After allowing their first three opponents to score on 80-yard touchdown drives on their opening series, the Panthers’ defense set the tempo against Atlanta. The Falcons went three-and-out after blitzing linebacker Jon Beason forced an incompletion on first down, Johnson knocked down Ryan’s second-down pass before Johnson and rookie end Frank Alexander combined to sack Ryan on third down.
“You couldn’t ask for a better start,” Rivera said. “And it all started up front.”
The pressure spread like a virus. The Panthers’ defensive linemen sensed they had the Falcons’ line on its heels, and had Ryan getting hot feet in the pocket.
“We were just hunting out there. It was as a front. I can’t say it was all on me because there were numerous plays where guys were pushing that pocket where he couldn’t even step up,” Johnson said. “Once you get that feel as a group and how you push that pocket, and everybody’s got that recipe, it’s bound to have a good game.”
The Panthers finished with 31 sacks in 2011, Rivera’s first season, which tied for 25th in the league. After Sunday’s effort, the Panthers are tied for seventh with 12 sacks and are on pace to finish with 48.
Carolina has received good production from a couple of newcomers.
Defensive tackle Dwan Edwards, signed before Week 1 after Buffalo released him, is tied with Johnson for the team lead with 3.5 sacks.
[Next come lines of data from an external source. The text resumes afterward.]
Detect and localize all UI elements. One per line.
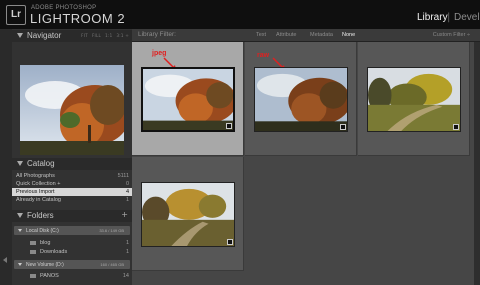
expand-triangle-icon [18,263,22,266]
folder-item-panos[interactable]: PANOS 14 [12,272,132,280]
expand-triangle-icon [17,33,23,38]
folder-icon [30,241,36,245]
folders-title: Folders [27,211,54,220]
folder-item-blog[interactable]: blog 1 [12,239,132,247]
grid-cell-path2[interactable] [132,157,244,271]
module-library[interactable]: Library [417,12,448,23]
expand-triangle-icon [17,161,23,166]
left-panel: Navigator FIT FILL 1:1 3:1 ÷ Catalog All Ph… [12,29,132,285]
grid-cell-path[interactable] [358,42,470,156]
expand-triangle-icon [18,229,22,232]
volume-new-volume[interactable]: New Volume (D:) 160 / 465 GB [14,260,130,269]
folder-item-downloads[interactable]: Downloads 1 [12,248,132,256]
filter-none[interactable]: None [342,32,355,38]
zoom-1-1[interactable]: 1:1 [105,33,112,38]
add-folder-icon[interactable]: + [121,210,128,219]
navigator-image [20,65,130,155]
folder-icon [30,250,36,254]
catalog-item-previous-import[interactable]: Previous Import 4 [12,188,132,196]
thumbnail-image[interactable] [254,67,348,132]
catalog-title: Catalog [27,159,55,168]
catalog-header[interactable]: Catalog [12,158,132,170]
grid-cell-jpeg[interactable]: jpeg [132,42,244,156]
badge-icon[interactable] [453,124,459,130]
catalog-item-quick-collection[interactable]: Quick Collection + 0 [12,180,132,188]
zoom-fit[interactable]: FIT [81,33,88,38]
left-panel-edge[interactable] [0,29,12,285]
badge-icon[interactable] [340,124,346,130]
filter-metadata[interactable]: Metadata [310,32,333,38]
thumbnail-grid: jpeg raw [132,42,474,285]
folder-icon [30,274,36,278]
grid-cell-raw[interactable]: raw [245,42,357,156]
catalog-item-all-photographs[interactable]: All Photographs 5111 [12,172,132,180]
annotation-raw: raw [257,52,270,59]
volume-local-disk[interactable]: Local Disk (C:) 33.6 / 149 GB [14,226,130,235]
grid-scrollbar[interactable] [474,42,480,285]
thumbnail-image[interactable] [367,67,461,132]
filter-title: Library Filter: [138,31,176,38]
lightroom-logo: Lr [6,5,26,25]
navigator-title: Navigator [27,31,62,40]
module-separator: | [447,12,451,23]
navigator-header[interactable]: Navigator FIT FILL 1:1 3:1 ÷ [12,30,132,42]
folders-header[interactable]: Folders + [12,210,132,222]
badge-icon[interactable] [226,123,232,129]
app-name: LIGHTROOM 2 [30,11,126,26]
custom-filter-dropdown[interactable]: Custom Filter ÷ [433,32,470,38]
navigator-preview[interactable] [20,65,130,155]
filter-text[interactable]: Text [256,32,266,38]
catalog-item-already-in-catalog[interactable]: Already in Catalog 1 [12,196,132,204]
zoom-fill[interactable]: FILL [92,33,101,38]
zoom-3-1[interactable]: 3:1 ÷ [116,33,129,38]
badge-icon[interactable] [227,239,233,245]
library-filter-bar: Library Filter: Text Attribute Metadata … [132,29,480,42]
collapse-left-icon[interactable] [3,257,7,263]
expand-triangle-icon [17,213,23,218]
module-develop[interactable]: Develo [454,12,480,23]
thumbnail-image[interactable] [141,67,235,132]
thumbnail-image[interactable] [141,182,235,247]
top-bar: Lr ADOBE PHOTOSHOP LIGHTROOM 2 Library |… [0,0,480,29]
filter-attribute[interactable]: Attribute [276,32,296,38]
zoom-options: FIT FILL 1:1 3:1 ÷ [77,33,129,38]
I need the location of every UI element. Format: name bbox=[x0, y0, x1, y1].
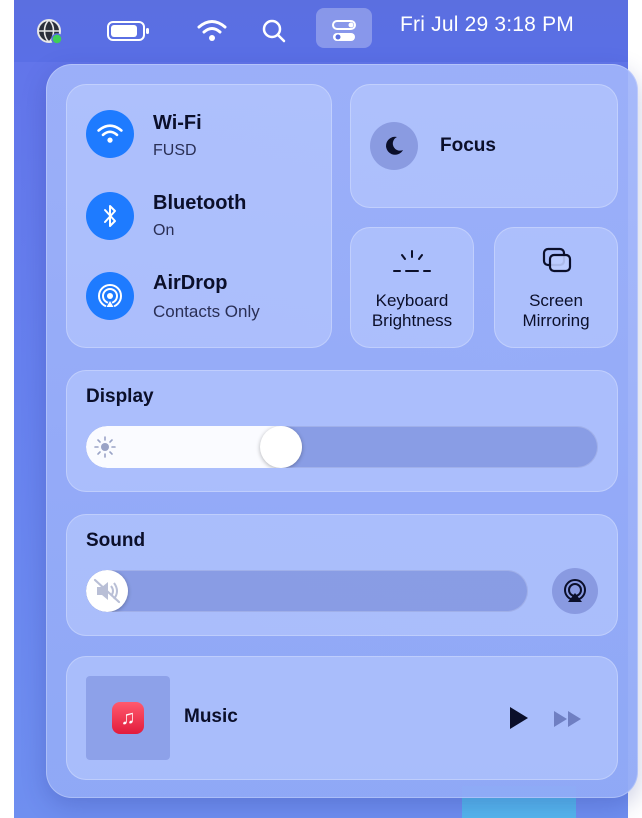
display-brightness-knob[interactable] bbox=[260, 426, 302, 468]
bluetooth-toggle-icon[interactable] bbox=[86, 192, 134, 240]
airplay-audio-icon bbox=[564, 579, 586, 602]
menu-bar: Fri Jul 29 3:18 PM bbox=[14, 0, 628, 62]
keyboard-brightness-line2: Brightness bbox=[371, 311, 453, 330]
focus-title: Focus bbox=[440, 135, 496, 156]
display-title: Display bbox=[86, 386, 154, 407]
focus-tile[interactable]: Focus bbox=[350, 84, 618, 208]
airplay-audio-button[interactable] bbox=[552, 568, 598, 614]
display-brightness-slider[interactable] bbox=[86, 426, 598, 468]
battery-icon[interactable] bbox=[104, 0, 154, 62]
now-playing-tile: ♫ Music bbox=[66, 656, 618, 780]
control-center-panel: Wi-Fi FUSD Bluetooth On AirDrop Contacts… bbox=[46, 64, 638, 798]
music-app-icon: ♫ bbox=[112, 702, 144, 734]
sound-volume-knob[interactable] bbox=[86, 570, 128, 612]
screen-mirroring-tile[interactable]: Screen Mirroring bbox=[494, 227, 618, 348]
screen-mirroring-label: Screen Mirroring bbox=[494, 291, 618, 331]
screen-mirroring-line1: Screen bbox=[529, 291, 583, 310]
menu-bar-clock[interactable]: Fri Jul 29 3:18 PM bbox=[400, 10, 574, 40]
wifi-network-name: FUSD bbox=[153, 142, 197, 159]
keyboard-brightness-tile[interactable]: Keyboard Brightness bbox=[350, 227, 474, 348]
airdrop-toggle-icon[interactable] bbox=[86, 272, 134, 320]
bluetooth-title: Bluetooth bbox=[153, 192, 247, 214]
keyboard-brightness-label: Keyboard Brightness bbox=[350, 291, 474, 331]
wifi-title: Wi-Fi bbox=[153, 112, 202, 134]
album-art[interactable]: ♫ bbox=[86, 676, 170, 760]
keyboard-brightness-line1: Keyboard bbox=[375, 291, 449, 310]
spotlight-search-icon[interactable] bbox=[254, 0, 294, 62]
moon-icon bbox=[370, 122, 418, 170]
next-track-button[interactable] bbox=[552, 708, 586, 735]
bluetooth-status: On bbox=[153, 222, 175, 239]
fast-forward-icon bbox=[554, 711, 581, 727]
sound-volume-slider[interactable] bbox=[86, 570, 528, 612]
display-tile: Display bbox=[66, 370, 618, 492]
wifi-toggle-icon[interactable] bbox=[86, 110, 134, 158]
connectivity-tile: Wi-Fi FUSD Bluetooth On AirDrop Contacts… bbox=[66, 84, 332, 348]
airdrop-status: Contacts Only bbox=[153, 302, 260, 321]
sun-icon bbox=[94, 436, 116, 463]
globe-status-icon[interactable] bbox=[32, 0, 66, 62]
airdrop-row[interactable]: AirDrop Contacts Only bbox=[66, 252, 332, 342]
control-center-icon[interactable] bbox=[324, 0, 364, 62]
now-playing-app[interactable]: Music bbox=[184, 706, 238, 728]
sound-title: Sound bbox=[86, 530, 146, 551]
screen-mirroring-line2: Mirroring bbox=[522, 311, 590, 330]
play-icon bbox=[510, 707, 528, 729]
muted-speaker-icon bbox=[93, 578, 121, 604]
bluetooth-row[interactable]: Bluetooth On bbox=[66, 172, 332, 252]
wifi-icon[interactable] bbox=[192, 0, 232, 62]
keyboard-brightness-icon bbox=[392, 247, 432, 282]
airdrop-title: AirDrop bbox=[153, 272, 228, 294]
play-button[interactable] bbox=[506, 704, 532, 737]
screen-mirroring-icon bbox=[540, 245, 574, 282]
sound-tile: Sound bbox=[66, 514, 618, 636]
wifi-row[interactable]: Wi-Fi FUSD bbox=[66, 84, 332, 172]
Alexander, a fourth-round pick from Oklahoma, has 2.5 sacks and three batted passes.
But the line leader is Johnson, whose numbers slipped last year after he signed a six-year, $76 million extension. Johnson had been beating blockers and stripped New Orleans quarterback Drew Brees of the ball in a win against the Saints.
But until last week against Atlanta, the player nicknamed “Big Money” was not cashing in with sacks.
“We fed off of Big Money, and we go to work. He’s kind of like our leader,” third-year end Greg Hardy said. “When it rains, it pours. You’ve just got to get that ball rolling. We’re always back there. People only recognize it when you actually get the sacks.”
Most impressive is the Panthers were able to pressure Ryan without doing a lot of blitzing. Instead, they looked to exploit mismatches against the Falcons’ linemen by aligning two of their ends inside at tackle – a look Rivera used last season, and one he used when he ran San Diego’s 3-4 defense.
The idea is get as many pass-rushing ends as possible on the field at the same time.
“Sometimes the best matchup might be to put a speed guy on the guard, widen everyone else out and try to create a 1-on-1 there. So we’re looking at different ways to create those types of mismatches,” Rivera said. “With the guys we have, we feel pretty good because we have some guys with some length. When you get them up against a short, stout guard, you’ve got an opportunity to make a play.”
Said Hardy: “When we four-man rush, we’re rushing a lot of ends. So we’ve got a lot of speed out there. … Hopefully it’s going to be hard to get away from us.”
Hardy believes that speed will come into play Sunday against Seattle quarterback Russell Wilson, a 5-11 rookie who has 80 rushing yards on 22 carries.
“I feel like I’m going to take advantage of him. He moves his feet around a lot. He’s got those sweet feet, likes to get out of the pocket,” Hardy said. “Hopefully, we can get him running into some sacks.”